I am having a very mixed reaction to the recent public announcements of AMD's Heterogeneous System Architecture (HSA) roadmaps. As anyone who stumbles across this blog should know, I did a lot of work in that area. I really do (or is it "did"?) think it represents a real future of computing silicon. It should reduce overall power and is the roadmap to create truly powerful single-chip computers that do everything. Building hotter FPUs or more cache or more generic cores is a race of diminishing returns.
We already have significant sections of modern x86 CPUs dedicated to special purpose functions. Vector instructions with SSE started us down the path, but now we have instruction sets and silicon that speed encryption and other low level functions. The advantages of this model is a single instruction set and, most importantly, a flat memory space.
It is the overhead of memory copy that actually eats up most of the advantage of dedicated silicon. The problem has to be large enough to be worth shipping around the data. Phil Rogers, Mark Hummel & others at AMD know this well. But so do the teams at NVidia, Intel and every other silicon company in the world.
Unfortunately, the silicon industry has also shown stamping out small power-efficient general purpose cores is easy. The difference in power consumption between on-load dedicated cores as NIC and purpose built silicon is shrinking. However, the design overhead of developing that silicon has not. There are only a handful of compute problems worth solving in silicon, but there should be 1000s of compute functions to which it is worth dedicating a core.

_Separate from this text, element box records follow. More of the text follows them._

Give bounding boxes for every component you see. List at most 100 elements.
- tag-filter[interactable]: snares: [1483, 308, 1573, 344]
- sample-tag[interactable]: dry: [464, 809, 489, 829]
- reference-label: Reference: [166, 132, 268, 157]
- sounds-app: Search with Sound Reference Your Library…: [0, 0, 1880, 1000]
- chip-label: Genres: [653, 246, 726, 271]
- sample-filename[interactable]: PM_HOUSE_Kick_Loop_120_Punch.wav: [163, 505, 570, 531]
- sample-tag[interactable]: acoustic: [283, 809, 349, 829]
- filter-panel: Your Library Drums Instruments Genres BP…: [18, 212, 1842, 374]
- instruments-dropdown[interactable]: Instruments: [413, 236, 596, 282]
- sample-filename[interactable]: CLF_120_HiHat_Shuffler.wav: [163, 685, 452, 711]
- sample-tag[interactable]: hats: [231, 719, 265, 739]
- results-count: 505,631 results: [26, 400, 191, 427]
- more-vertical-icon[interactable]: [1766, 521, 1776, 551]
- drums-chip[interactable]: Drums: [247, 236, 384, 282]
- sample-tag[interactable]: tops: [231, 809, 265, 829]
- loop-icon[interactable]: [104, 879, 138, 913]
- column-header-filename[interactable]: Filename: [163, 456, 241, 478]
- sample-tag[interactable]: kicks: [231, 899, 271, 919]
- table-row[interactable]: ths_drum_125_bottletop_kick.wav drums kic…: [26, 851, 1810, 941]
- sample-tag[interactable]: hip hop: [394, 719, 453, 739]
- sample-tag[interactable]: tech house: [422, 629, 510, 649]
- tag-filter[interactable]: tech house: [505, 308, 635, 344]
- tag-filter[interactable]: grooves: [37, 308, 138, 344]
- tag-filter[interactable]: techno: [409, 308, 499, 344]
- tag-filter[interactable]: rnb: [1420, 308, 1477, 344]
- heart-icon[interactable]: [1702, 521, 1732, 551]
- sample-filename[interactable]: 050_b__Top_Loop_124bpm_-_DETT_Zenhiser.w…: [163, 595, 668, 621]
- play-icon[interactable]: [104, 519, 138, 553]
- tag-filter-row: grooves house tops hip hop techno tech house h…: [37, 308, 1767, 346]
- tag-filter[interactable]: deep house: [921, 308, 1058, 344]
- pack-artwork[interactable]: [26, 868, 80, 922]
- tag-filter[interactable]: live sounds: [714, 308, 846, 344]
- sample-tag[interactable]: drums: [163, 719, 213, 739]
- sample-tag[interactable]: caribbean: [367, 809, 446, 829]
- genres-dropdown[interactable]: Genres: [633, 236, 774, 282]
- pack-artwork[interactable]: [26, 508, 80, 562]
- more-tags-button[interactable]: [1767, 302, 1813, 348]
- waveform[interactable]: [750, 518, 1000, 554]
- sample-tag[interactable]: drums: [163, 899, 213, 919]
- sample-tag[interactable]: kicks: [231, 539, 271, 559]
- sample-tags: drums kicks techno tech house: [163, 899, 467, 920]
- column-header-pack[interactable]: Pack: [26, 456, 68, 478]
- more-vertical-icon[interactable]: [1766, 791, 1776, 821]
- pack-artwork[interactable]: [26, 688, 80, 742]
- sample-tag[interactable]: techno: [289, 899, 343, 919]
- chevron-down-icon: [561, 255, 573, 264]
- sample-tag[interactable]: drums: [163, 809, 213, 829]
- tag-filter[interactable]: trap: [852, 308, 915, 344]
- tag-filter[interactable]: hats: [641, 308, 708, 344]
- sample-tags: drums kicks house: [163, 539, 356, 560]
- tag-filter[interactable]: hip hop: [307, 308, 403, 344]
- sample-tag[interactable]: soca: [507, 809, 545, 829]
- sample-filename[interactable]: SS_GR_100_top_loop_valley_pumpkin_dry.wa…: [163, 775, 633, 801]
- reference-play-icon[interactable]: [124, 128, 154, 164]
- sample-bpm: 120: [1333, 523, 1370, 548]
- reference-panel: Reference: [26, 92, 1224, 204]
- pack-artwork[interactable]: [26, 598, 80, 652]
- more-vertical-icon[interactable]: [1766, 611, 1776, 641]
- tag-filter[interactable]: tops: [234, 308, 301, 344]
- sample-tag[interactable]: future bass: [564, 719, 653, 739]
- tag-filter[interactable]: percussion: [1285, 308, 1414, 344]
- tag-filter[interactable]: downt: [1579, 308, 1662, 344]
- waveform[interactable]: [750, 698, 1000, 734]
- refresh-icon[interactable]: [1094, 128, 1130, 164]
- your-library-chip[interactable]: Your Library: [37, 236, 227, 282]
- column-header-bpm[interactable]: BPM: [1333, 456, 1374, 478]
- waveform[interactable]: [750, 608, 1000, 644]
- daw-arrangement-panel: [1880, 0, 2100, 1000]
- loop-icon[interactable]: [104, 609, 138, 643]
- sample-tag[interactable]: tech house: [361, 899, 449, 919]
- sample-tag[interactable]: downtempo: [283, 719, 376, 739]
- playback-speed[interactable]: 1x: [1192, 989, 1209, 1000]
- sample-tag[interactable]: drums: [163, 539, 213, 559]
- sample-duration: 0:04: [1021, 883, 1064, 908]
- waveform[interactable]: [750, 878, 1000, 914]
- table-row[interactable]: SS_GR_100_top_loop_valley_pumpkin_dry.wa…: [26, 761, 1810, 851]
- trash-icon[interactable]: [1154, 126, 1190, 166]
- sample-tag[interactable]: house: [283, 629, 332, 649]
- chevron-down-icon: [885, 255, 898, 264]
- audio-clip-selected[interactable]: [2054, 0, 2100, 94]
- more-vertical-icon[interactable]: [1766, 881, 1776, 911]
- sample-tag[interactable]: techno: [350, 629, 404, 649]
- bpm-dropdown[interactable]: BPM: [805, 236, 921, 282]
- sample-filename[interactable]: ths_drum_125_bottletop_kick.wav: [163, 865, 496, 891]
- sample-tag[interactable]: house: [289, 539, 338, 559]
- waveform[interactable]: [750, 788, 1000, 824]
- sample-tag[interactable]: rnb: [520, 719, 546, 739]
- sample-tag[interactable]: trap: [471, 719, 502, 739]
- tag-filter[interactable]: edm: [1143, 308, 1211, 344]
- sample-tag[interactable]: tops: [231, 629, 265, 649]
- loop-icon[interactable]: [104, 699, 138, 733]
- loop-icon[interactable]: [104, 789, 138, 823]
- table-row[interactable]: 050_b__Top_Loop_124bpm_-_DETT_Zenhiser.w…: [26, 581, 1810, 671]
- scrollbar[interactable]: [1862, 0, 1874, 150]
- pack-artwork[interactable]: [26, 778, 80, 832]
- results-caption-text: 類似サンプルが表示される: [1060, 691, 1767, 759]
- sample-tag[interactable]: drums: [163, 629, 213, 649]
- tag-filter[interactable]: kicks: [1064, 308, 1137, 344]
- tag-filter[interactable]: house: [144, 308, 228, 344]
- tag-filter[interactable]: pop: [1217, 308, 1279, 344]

AMD has an approach to coherent memory across the different silicon environments. I know enough of the people involved to be confident the solution is elegant and functional. I have deep confidence that it can be game changing in the HPC space where uber-FLOPS still matter and adoption is a matter of compiling in the libraries.
Unfortunately, I don't think it is industry changing. Current software trends are not toward getting more from a single program, but dividing up the problem into smaller, general purpose compute elements. Software architects realized it was too hard to copy the data, so they moved the compute to the data. Yes, I'm talking about Map/Reduce.
AMD's HSA and Map/Reduce represent two directions for software's use of silicon. In my opinion, the need to speed up specific algorithms has been circumvented already by software architecture. AMD is shooting where the duck was, not where it is going. That is the problem with silicon engineering in the current age. It doesn't move fast enough.
That's why Dan Reed, Burton Smith and others are working for MSFT these days and Peter Ungaro is giving the keynote at a Big Data conference. They are trying to shoot ahead of the duck.
If AMD can improve memory efficiency (e.g. garbage collection) and/or messaging primitives (e.g. collectives) they may not change the industry, but you certainly have a competitive advantage in the modern age of distributed software architectures.